Sergio Buttiglieri
Al Teatro Due di Parma

Danza delle identità

Il nuovo spettacolo di Maguy Marin, “Singspiele”, è una bellissima riflessione coreografica sulla perdita di identità: «La vita è un inferno quando non riusciamo a farci riconoscere dagli altri come vorremmo»

Uno degli spettacoli che in questi mesi mi ha più colpito nell’anima è Singspiele della mitica coreografa francese Maguy Marin, interpretato magnificamente da David Mambouch. Ho avuto la fortuna di vederlo al Teatro Due di Parma qualche settimana fa nell’ambito di una serie di eventi tra Parma e Reggio Emilia, dedicati a questa figura che da tanti anni produce coreografie piacevolmente destabilizzanti che rimettono in gioco la danza tradizionale contaminandola con il teatro e le performances.

Questo assolo è del 2014. Debuttò al Theâtre Garonne a Toulouse. Sempre con la scenografia di Benjamin Lebreton. Un semplice muro scrostato con 3 appendiabiti carichi di vestiti che il danzatore a mano a mano indossa durante l’atto unico. Lui ha fisso sul volto una sorta di maschera con volti in bianco e nero che, man mano strappa come fossero i fogli di un calendario. Una carrellata infinita di esistenze che denotano una presunta personalità di chi ci sta dietro.

Alcuni di questi volti ci sono noti e fanno parte del nostro immaginario, altri sono assolutamente sconosciuti. Ma tutti sorprendentemente interagiscono con i movimenti del danzatore che ne reinterpreta la personalità. Bastano i suoi micro-gesti per fiondarci in personaggi agli antipodi da quello appena interpretato con l’altro volto. La maestria della prossemica agisce perfettamente in noi spettatori. Questo per pochi attimi ognuno. È strepitoso quanto un volto che copre il nostro vero volto, anche per un istante, sappia farci apparire diversi. Anche noi ogni giorno, senza accorgercene, ci trasformiamo continuamente al cospetto degli altri. Perché tutti siamo perennemente in scena e quasi non sappiamo più chi veramente siamo.

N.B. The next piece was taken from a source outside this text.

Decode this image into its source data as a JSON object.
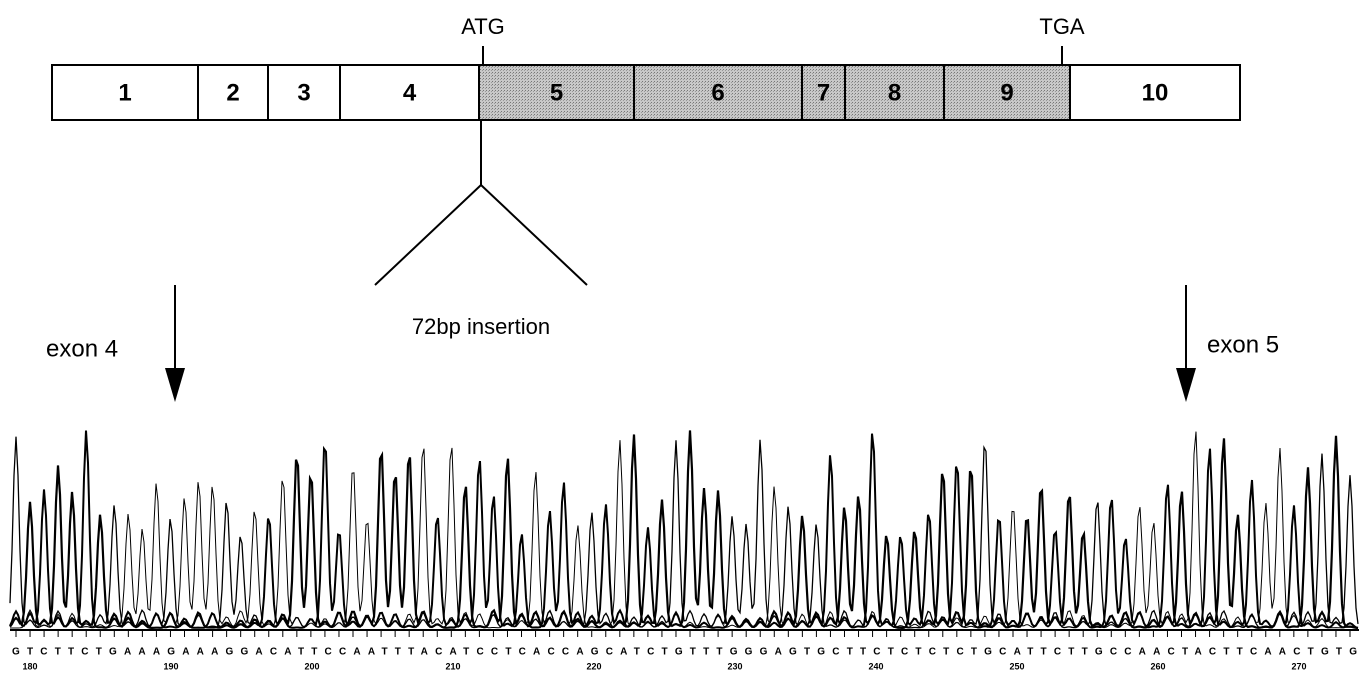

Il nostro mondo oggi è raccontato massicciamente dai social sempre più invasivi sulla nostra vita reale. Maguy Marin nelle note di regia ci ricorda che la vita è un inferno quando non riusciamo a farci riconoscere dagli altri come vorremmo. Noi tutti necessitiamo di andare in scena con la nostra maschera del giorno per ricevere apprezzamenti dagli altri. Altrimenti gli altri diventeranno animali feroci da cui non sappiamo difenderci.

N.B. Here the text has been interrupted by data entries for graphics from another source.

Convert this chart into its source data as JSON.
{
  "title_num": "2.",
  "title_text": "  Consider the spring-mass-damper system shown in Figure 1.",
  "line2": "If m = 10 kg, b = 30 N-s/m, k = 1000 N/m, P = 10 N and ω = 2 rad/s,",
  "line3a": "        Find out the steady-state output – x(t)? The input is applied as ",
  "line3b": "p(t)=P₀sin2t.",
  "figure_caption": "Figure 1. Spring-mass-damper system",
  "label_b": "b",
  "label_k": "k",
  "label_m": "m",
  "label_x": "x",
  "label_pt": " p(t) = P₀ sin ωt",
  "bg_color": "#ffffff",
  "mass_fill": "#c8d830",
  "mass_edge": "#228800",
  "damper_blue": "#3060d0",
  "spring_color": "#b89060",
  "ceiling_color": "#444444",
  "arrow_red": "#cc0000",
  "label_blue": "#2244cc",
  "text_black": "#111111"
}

Questa coreografia è sempre più attuale. Pur citando una forma di Opera apparsa nel XVIII secolo fatta di Lieder e teatro parlato, spesso leggero e magico, dove le continue trasformazioni dei personaggi creano inaspettati colpi di scena.

Tutto ciò Maguy Marin – questa pasionaria della danza, nata nel 1952 a Tolosa da madre madrilena e padre andaluso, che fuggirono in Francia per scappare dal regime di Francisco Franco – in questo lavoro lo rilegge con una acuta ironia impregnata di un profondo spirito filosofico.

Uno spettacolo che ci ha sicuramente divertito, ma che ci ha anche aperto inediti stralci sulla nostra vita in continua dissimulazione.